I can give you a benchmark.
This particular one is with 1700+ tokens of input, a prior chat turn and long output before the question being posed. When repeated, this should invoke the context caching feature of latest gpt-4o, less AI computation, less expense, but perhaps not a guarantee of better performance. The client’s max_retries = 0, and any errors would be dropped from the report. The calls are run synchronously, alternating between models.
I already see by the progress of streaming chunk indicators, there is slowness and pauses in the output of gpt-4o-2024-08-06. Then the results:
For 5 trials of gpt-4o-2024-08-06 @ 2024-10-15 12:17AM:
Stat | Average | Cold | Minimum | Maximum |
---|---|---|---|---|
stream rate | Avg: 44.960 | Cold: 36.3 | Min: 36.3 | Max: 48.8 |
latency (s) | Avg: 0.811 | Cold: 1.5379 | Min: 0.459 | Max: 1.5379 |
total response (s) | Avg: 12.312 | Cold: 15.6141 | Min: 11.0963 | Max: 15.6141 |
total rate | Avg: 42.244 | Cold: 32.791 | Min: 32.791 | Max: 46.142 |
response tokens | Avg: 512.000 | Cold: 512 | Min: 512 | Max: 512 |
For 5 trials of gpt-4o-2024-05-13 @ 2024-10-15 12:17AM:
Stat | Average | Cold | Minimum | Maximum |
---|---|---|---|---|
stream rate | Avg: 92.340 | Cold: 98.1 | Min: 68.1 | Max: 102.3 |
latency (s) | Avg: 0.467 | Cold: 0.5039 | Min: 0.4 | Max: 0.57 |
total response (s) | Avg: 6.128 | Cold: 5.7147 | Min: 5.4467 | Max: 7.9079 |
total rate | Avg: 85.083 | Cold: 89.594 | Min: 64.745 | Max: 94.002 |
response tokens | Avg: 512.000 | Cold: 512 | Min: 512 | Max: 512 |
“cold” is the first call made to the model’s stats.
gpt-4o-2024-05-13 at its slowest is 40.3% faster than gpt-4o-2024-08-06 at its fastest.
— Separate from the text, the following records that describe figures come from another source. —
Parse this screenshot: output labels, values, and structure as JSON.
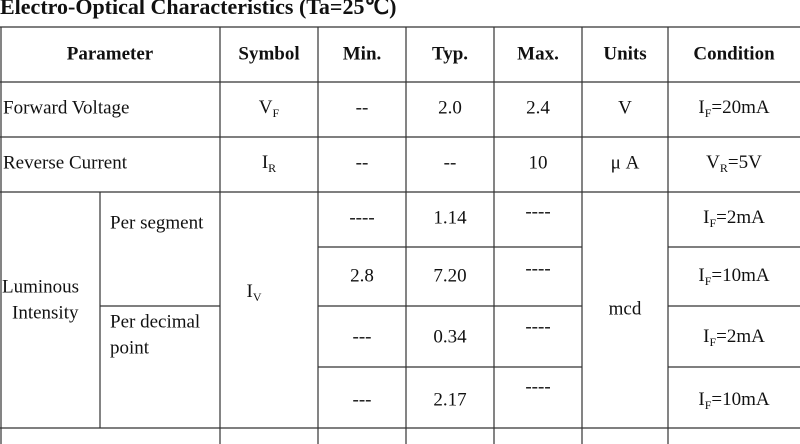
{
  "title": "Electro-Optical Characteristics (Ta=25℃)",
  "table": {
    "header": [
      "Parameter",
      "Symbol",
      "Min.",
      "Typ.",
      "Max.",
      "Units",
      "Condition"
    ],
    "rows": [
      {
        "parameter": "Forward Voltage",
        "symbol": {
          "main": "V",
          "sub": "F"
        },
        "min": "--",
        "typ": "2.0",
        "max": "2.4",
        "units": "V",
        "condition": {
          "main": "I",
          "sub": "F",
          "rest": "=20mA"
        }
      },
      {
        "parameter": "Reverse Current",
        "symbol": {
          "main": "I",
          "sub": "R"
        },
        "min": "--",
        "typ": "--",
        "max": "10",
        "units": "μ A",
        "condition": {
          "main": "V",
          "sub": "R",
          "rest": "=5V"
        }
      }
    ],
    "luminous": {
      "parameter": [
        "Luminous",
        "Intensity"
      ],
      "symbol": {
        "main": "I",
        "sub": "V"
      },
      "units": "mcd",
      "groups": [
        [
          "Per segment"
        ],
        [
          "Per decimal",
          "point"
        ]
      ],
      "rows": [
        {
          "min": "----",
          "typ": "1.14",
          "max": "----",
          "condition": {
            "main": "I",
            "sub": "F",
            "rest": "=2mA"
          }
        },
        {
          "min": "2.8",
          "typ": "7.20",
          "max": "----",
          "condition": {
            "main": "I",
            "sub": "F",
            "rest": "=10mA"
          }
        },
        {
          "min": "---",
          "typ": "0.34",
          "max": "----",
          "condition": {
            "main": "I",
            "sub": "F",
            "rest": "=2mA"
          }
        },
        {
          "min": "---",
          "typ": "2.17",
          "max": "----",
          "condition": {
            "main": "I",
            "sub": "F",
            "rest": "=10mA"
          }
        }
      ]
    }
  }
}
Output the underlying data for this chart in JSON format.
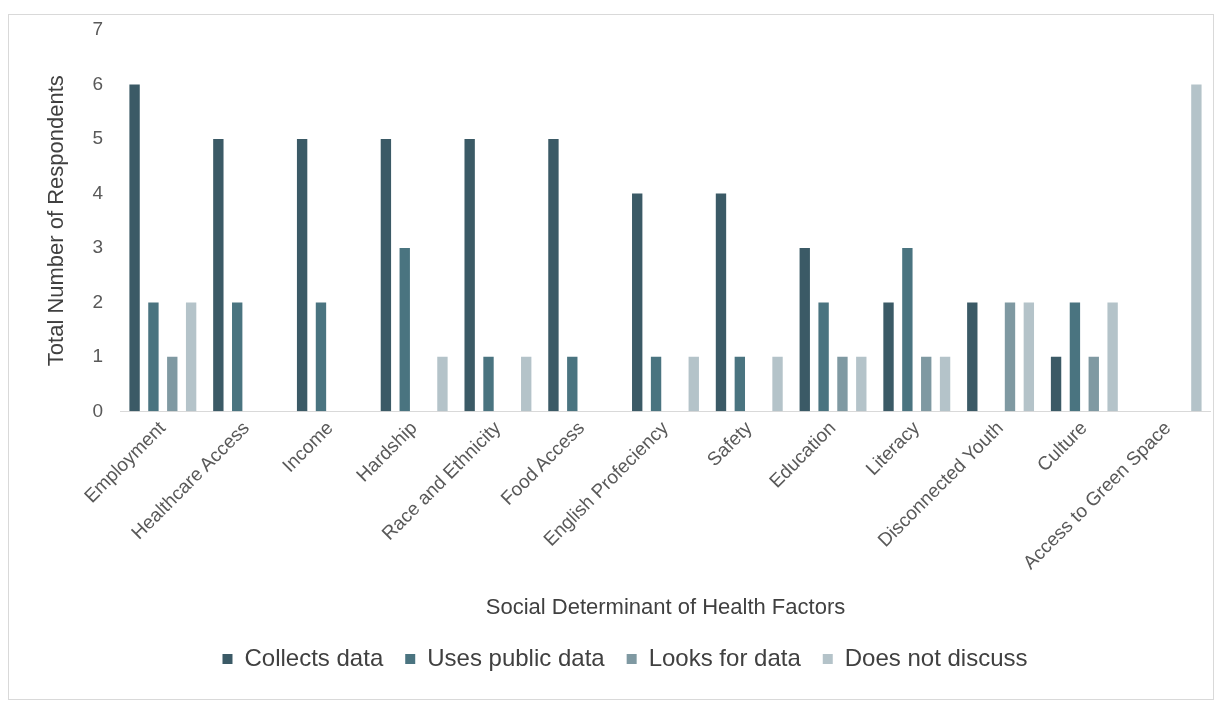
{
  "chart_data": {
    "type": "bar",
    "xlabel": "Social Determinant of Health Factors",
    "ylabel": "Total Number of Respondents",
    "categories": [
      "Employment",
      "Healthcare Access",
      "Income",
      "Hardship",
      "Race and Ethnicity",
      "Food Access",
      "English Profeciency",
      "Safety",
      "Education",
      "Literacy",
      "Disconnected Youth",
      "Culture",
      "Access to Green Space"
    ],
    "series": [
      {
        "name": "Collects data",
        "color": "#3b5a66",
        "values": [
          6,
          5,
          5,
          5,
          5,
          5,
          4,
          4,
          3,
          2,
          2,
          1,
          0
        ]
      },
      {
        "name": "Uses public data",
        "color": "#4a7480",
        "values": [
          2,
          2,
          2,
          3,
          1,
          1,
          1,
          1,
          2,
          3,
          0,
          2,
          0
        ]
      },
      {
        "name": "Looks for data",
        "color": "#7f99a2",
        "values": [
          1,
          0,
          0,
          0,
          0,
          0,
          0,
          0,
          1,
          1,
          2,
          1,
          0
        ]
      },
      {
        "name": "Does not discuss",
        "color": "#b4c3c9",
        "values": [
          2,
          0,
          0,
          1,
          1,
          0,
          1,
          1,
          1,
          1,
          2,
          2,
          6
        ]
      }
    ],
    "ylim": [
      0,
      7
    ],
    "yticks": [
      0,
      1,
      2,
      3,
      4,
      5,
      6,
      7
    ],
    "grid": false,
    "legend": "bottom"
  }
}
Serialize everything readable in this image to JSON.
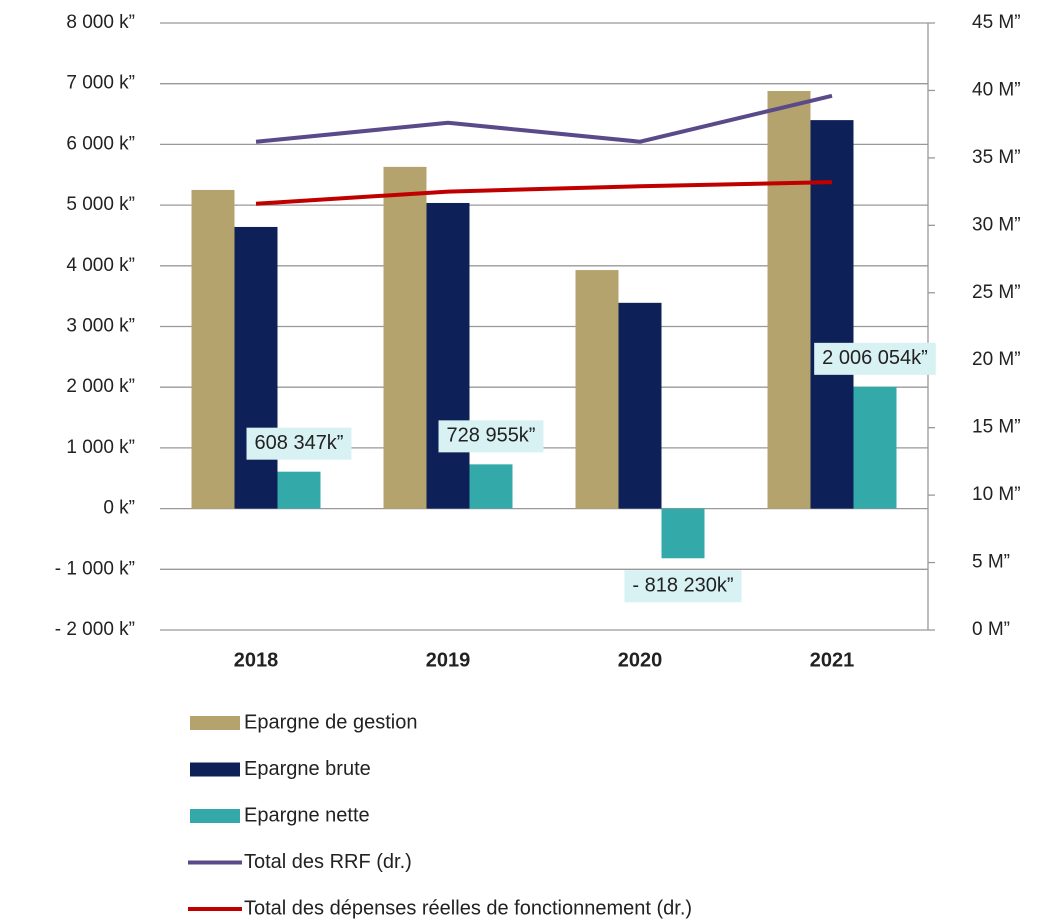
{
  "chart_data": {
    "type": "bar_line",
    "categories": [
      "2018",
      "2019",
      "2020",
      "2021"
    ],
    "series": [
      {
        "name": "Epargne de gestion",
        "type": "bar",
        "color": "#b5a36e",
        "values": [
          5250,
          5630,
          3930,
          6880
        ]
      },
      {
        "name": "Epargne brute",
        "type": "bar",
        "color": "#0d2158",
        "values": [
          4640,
          5035,
          3390,
          6400
        ]
      },
      {
        "name": "Epargne nette",
        "type": "bar",
        "color": "#33a9aa",
        "values": [
          608.347,
          728.955,
          -818.23,
          2006.054
        ],
        "value_labels": [
          "608 347k”",
          "728 955k”",
          "-  818 230k”",
          "2 006 054k”"
        ]
      },
      {
        "name": "Total des RRF (dr.)",
        "type": "line",
        "axis": "y2",
        "color": "#5b4a8a",
        "values": [
          36.2,
          37.6,
          36.2,
          39.6
        ]
      },
      {
        "name": "Total des dépenses réelles de fonctionnement (dr.)",
        "type": "line",
        "axis": "y2",
        "color": "#c00000",
        "values": [
          31.6,
          32.5,
          32.9,
          33.2
        ]
      }
    ],
    "ylim": [
      -2000,
      8000
    ],
    "yticks": [
      {
        "value": -2000,
        "label": "- 2 000 k”"
      },
      {
        "value": -1000,
        "label": "- 1 000 k”"
      },
      {
        "value": 0,
        "label": "0 k”"
      },
      {
        "value": 1000,
        "label": "1 000 k”"
      },
      {
        "value": 2000,
        "label": "2 000 k”"
      },
      {
        "value": 3000,
        "label": "3 000 k”"
      },
      {
        "value": 4000,
        "label": "4 000 k”"
      },
      {
        "value": 5000,
        "label": "5 000 k”"
      },
      {
        "value": 6000,
        "label": "6 000 k”"
      },
      {
        "value": 7000,
        "label": "7 000 k”"
      },
      {
        "value": 8000,
        "label": "8 000 k”"
      }
    ],
    "y2lim": [
      0,
      45
    ],
    "y2ticks": [
      {
        "value": 0,
        "label": "0 M”"
      },
      {
        "value": 5,
        "label": "5 M”"
      },
      {
        "value": 10,
        "label": "10 M”"
      },
      {
        "value": 15,
        "label": "15 M”"
      },
      {
        "value": 20,
        "label": "20 M”"
      },
      {
        "value": 25,
        "label": "25 M”"
      },
      {
        "value": 30,
        "label": "30 M”"
      },
      {
        "value": 35,
        "label": "35 M”"
      },
      {
        "value": 40,
        "label": "40 M”"
      },
      {
        "value": 45,
        "label": "45 M”"
      }
    ],
    "grid": true,
    "legend": "bottom"
  }
}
One caveat is that the caching of 2024-08-06 also means that repeated calls may be pinned to one server instance, here returning all the same fingerprint, which means there may not be a large sampling of all possible speeds across different types and loads of servers in operation.